The background of this question is not that I am unable to perform the request, which is scraping the contents of a html table into a struct. I am currently using a crate that does this already.
The problem is that rust compiler warns that the crate is using functionality that is deprecated and might be removed in a future version of rust:
warning: the following packages contain code that will be rejected by a future version of Rust: cssparser v0.25.9, selectors v0.21.0
These packages are not explicitly listed as a dependency in Cargo.toml, so they are a dependency of one of the crates that I use. Luckily, this can easily be investigated using cargo tree
:
% cargo tree -i cssparser
cssparser v0.25.9
├── scraper v0.11.0
│ └── table-extract v0.2.2
│ └── yb_stats v0.6.1 (/Users/fritshoogland/code/yb_stats)
And
% cargo tree -i selectors
selectors v0.21.0
└── scraper v0.11.0
└── table-extract v0.2.2
└── yb_stats v0.6.1 (/Users/fritshoogland/code/yb_stats)
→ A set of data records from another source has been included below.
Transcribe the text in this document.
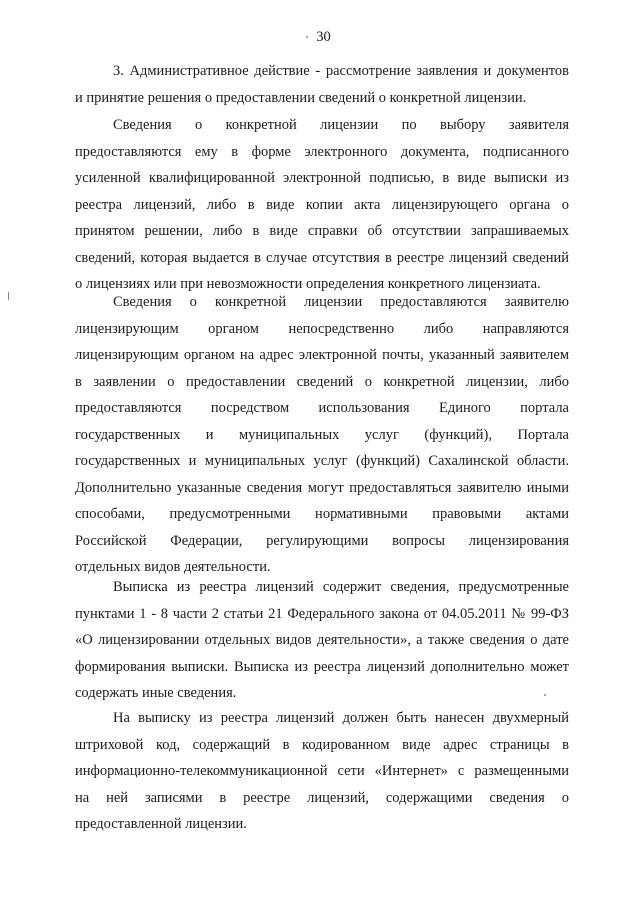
30
3. Административное действие - рассмотрение заявления и документов
и принятие решения о предоставлении сведений о конкретной лицензии.
Сведения о конкретной лицензии по выбору заявителя
предоставляются ему в форме электронного документа, подписанного
усиленной квалифицированной электронной подписью, в виде выписки из
реестра лицензий, либо в виде копии акта лицензирующего органа о
принятом решении, либо в виде справки об отсутствии запрашиваемых
сведений, которая выдается в случае отсутствия в реестре лицензий сведений
о лицензиях или при невозможности определения конкретного лицензиата.
Сведения о конкретной лицензии предоставляются заявителю
лицензирующим органом непосредственно либо направляются
лицензирующим органом на адрес электронной почты, указанный заявителем
в заявлении о предоставлении сведений о конкретной лицензии, либо
предоставляются посредством использования Единого портала
государственных и муниципальных услуг (функций), Портала
государственных и муниципальных услуг (функций) Сахалинской области.
Дополнительно указанные сведения могут предоставляться заявителю иными
способами, предусмотренными нормативными правовыми актами
Российской Федерации, регулирующими вопросы лицензирования
отдельных видов деятельности.
Выписка из реестра лицензий содержит сведения, предусмотренные
пунктами 1 - 8 части 2 статьи 21 Федерального закона от 04.05.2011 № 99-ФЗ
«О лицензировании отдельных видов деятельности», а также сведения о дате
формирования выписки. Выписка из реестра лицензий дополнительно может
содержать иные сведения.
На выписку из реестра лицензий должен быть нанесен двухмерный
штриховой код, содержащий в кодированном виде адрес страницы в
информационно-телекоммуникационной сети «Интернет» с размещенными
на ней записями в реестре лицензий, содержащими сведения о
предоставленной лицензии.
Aha! So the cssparser and selectors deprecated crates comes from table-extract!
I am using the latest version of table-extract already, but it hasn't had an update in quite a while. (November 2019).
When I manually update the versions of the dependencies to higher versions, the crate dependencies flip it back. So it seems I cannot force a higher version.
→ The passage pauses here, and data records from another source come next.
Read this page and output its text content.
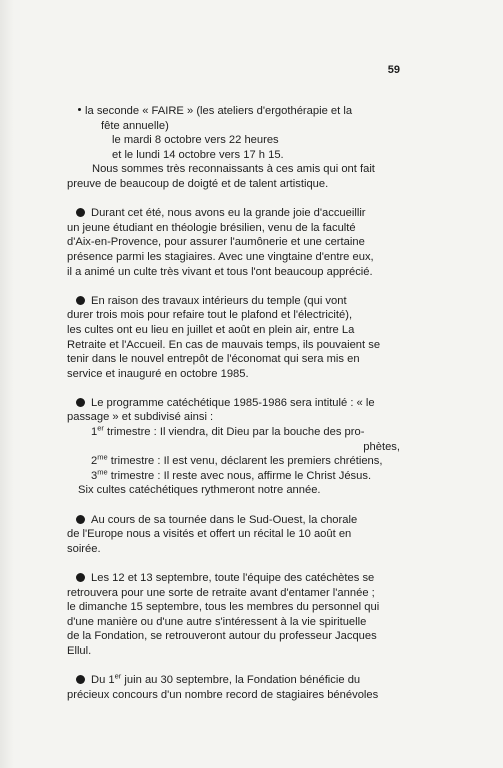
59
la seconde « FAIRE » (les ateliers d'ergothérapie et la
fête annuelle)
le mardi 8 octobre vers 22 heures
et le lundi 14 octobre vers 17 h 15.
Nous sommes très reconnaissants à ces amis qui ont fait
preuve de beaucoup de doigté et de talent artistique.
Durant cet été, nous avons eu la grande joie d'accueillir
un jeune étudiant en théologie brésilien, venu de la faculté
d'Aix-en-Provence, pour assurer l'aumônerie et une certaine
présence parmi les stagiaires. Avec une vingtaine d'entre eux,
il a animé un culte très vivant et tous l'ont beaucoup apprécié.
En raison des travaux intérieurs du temple (qui vont
durer trois mois pour refaire tout le plafond et l'électricité),
les cultes ont eu lieu en juillet et août en plein air, entre La
Retraite et l'Accueil. En cas de mauvais temps, ils pouvaient se
tenir dans le nouvel entrepôt de l'économat qui sera mis en
service et inauguré en octobre 1985.
Le programme catéchétique 1985-1986 sera intitulé : « le
passage » et subdivisé ainsi :
1er trimestre : Il viendra, dit Dieu par la bouche des pro-
phètes,
$2^{me}$ trimestre : Il est venu, déclarent les premiers chrétiens,
$3^{me}$ trimestre : Il reste avec nous, affirme le Christ Jésus.
Six cultes catéchétiques rythmeront notre année.
Au cours de sa tournée dans le Sud-Ouest, la chorale
de l'Europe nous a visités et offert un récital le 10 août en
soirée.
Les 12 et 13 septembre, toute l'équipe des catéchètes se
retrouvera pour une sorte de retraite avant d'entamer l'année ;
le dimanche 15 septembre, tous les membres du personnel qui
d'une manière ou d'une autre s'intéressent à la vie spirituelle
de la Fondation, se retrouveront autour du professeur Jacques
Ellul.
Du 1er juin au 30 septembre, la Fondation bénéficie du
précieux concours d'un nombre record de stagiaires bénévoles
I guess that the logical next move is to see if I can perform the same functionality with another, more recent and updated crate. So that is the actual question I have: how can I scrape the data from a html table in a very easy way to move the data row by row into a predefined struct in a vector?
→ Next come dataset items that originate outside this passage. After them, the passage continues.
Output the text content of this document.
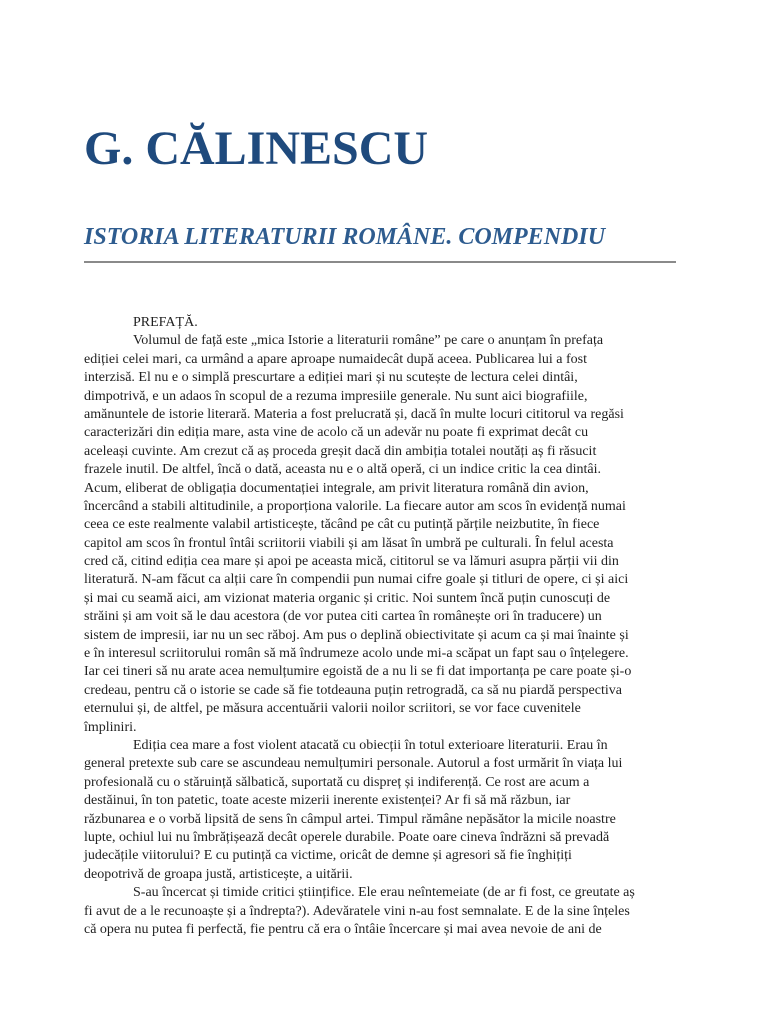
G. CĂLINESCU
ISTORIA LITERATURII ROMÂNE. COMPENDIU
PREFAȚĂ.
Volumul de față este „mica Istorie a literaturii române” pe care o anunțam în prefața
ediției celei mari, ca urmând a apare aproape numaidecât după aceea. Publicarea lui a fost
interzisă. El nu e o simplă prescurtare a ediției mari și nu scutește de lectura celei dintâi,
dimpotrivă, e un adaos în scopul de a rezuma impresiile generale. Nu sunt aici biografiile,
amănuntele de istorie literară. Materia a fost prelucrată și, dacă în multe locuri cititorul va regăsi
caracterizări din ediția mare, asta vine de acolo că un adevăr nu poate fi exprimat decât cu
aceleași cuvinte. Am crezut că aș proceda greșit dacă din ambiția totalei noutăți aș fi răsucit
frazele inutil. De altfel, încă o dată, aceasta nu e o altă operă, ci un indice critic la cea dintâi.
Acum, eliberat de obligația documentației integrale, am privit literatura română din avion,
încercând a stabili altitudinile, a proporționa valorile. La fiecare autor am scos în evidență numai
ceea ce este realmente valabil artisticește, tăcând pe cât cu putință părțile neizbutite, în fiece
capitol am scos în frontul întâi scriitorii viabili și am lăsat în umbră pe culturali. În felul acesta
cred că, citind ediția cea mare și apoi pe aceasta mică, cititorul se va lămuri asupra părții vii din
literatură. N-am făcut ca alții care în compendii pun numai cifre goale și titluri de opere, ci și aici
și mai cu seamă aici, am vizionat materia organic și critic. Noi suntem încă puțin cunoscuți de
străini și am voit să le dau acestora (de vor putea citi cartea în românește ori în traducere) un
sistem de impresii, iar nu un sec răboj. Am pus o deplină obiectivitate și acum ca și mai înainte și
e în interesul scriitorului român să mă îndrumeze acolo unde mi-a scăpat un fapt sau o înțelegere.
Iar cei tineri să nu arate acea nemulțumire egoistă de a nu li se fi dat importanța pe care poate și-o
credeau, pentru că o istorie se cade să fie totdeauna puțin retrogradă, ca să nu piardă perspectiva
eternului și, de altfel, pe măsura accentuării valorii noilor scriitori, se vor face cuvenitele
împliniri.
Ediția cea mare a fost violent atacată cu obiecții în totul exterioare literaturii. Erau în
general pretexte sub care se ascundeau nemulțumiri personale. Autorul a fost urmărit în viața lui
profesională cu o stăruință sălbatică, suportată cu dispreț și indiferență. Ce rost are acum a
destăinui, în ton patetic, toate aceste mizerii inerente existenței? Ar fi să mă răzbun, iar
răzbunarea e o vorbă lipsită de sens în câmpul artei. Timpul rămâne nepăsător la micile noastre
lupte, ochiul lui nu îmbrățișează decât operele durabile. Poate oare cineva îndrăzni să prevadă
judecățile viitorului? E cu putință ca victime, oricât de demne și agresori să fie înghițiți
deopotrivă de groapa justă, artisticește, a uitării.
S-au încercat și timide critici științifice. Ele erau neîntemeiate (de ar fi fost, ce greutate aș
fi avut de a le recunoaște și a îndrepta?). Adevăratele vini n-au fost semnalate. E de la sine înțeles
că opera nu putea fi perfectă, fie pentru că era o întâie încercare și mai avea nevoie de ani de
This is my current code using table-extract:
fn parse_threads(
http_data: String
) -> Vec<Threads> {
let mut threads: Vec<Threads> = Vec::new();
if let Some ( table ) = table_extract::Table::find_first(&http_data) {
let empty_stack_from_table = String::from("^-^");
for row in &table {
let stack_from_table = if row.as_slice().len() == 5 {
&row.as_slice()[4]
} else {
&empty_stack_from_table
};
threads.push(Threads {
thread_name: row.get("Thread name").unwrap_or("<Missing>").to_string(),
cumulative_user_cpu_s: row.get("Cumulative User CPU(s)").unwrap_or("<Missing>").to_string(),
cumulative_kernel_cpu_s: row.get("Cumulative Kernel CPU(s)").unwrap_or("<Missing>").to_string(),
cumulative_iowait_cpu_s: row.get("Cumulative IO-wait(s)").unwrap_or("<Missing>").to_string(),
stack: stack_from_table.to_string()
});
}
}
threads
}
A String containing the HTML is given to the function, which then uses the table_extract function to parse the first table it encounters. This is not ideal, it works in a very basic way, and only parses <tr>
,</tr>
as a row and <td>
,</td>
as fields, and doesn't parse some <tr>
data (<tr data-depth="3" class="level3">
is not found), but it does the job.
So the question is: are there equally simple ways to do the same with more modern crates?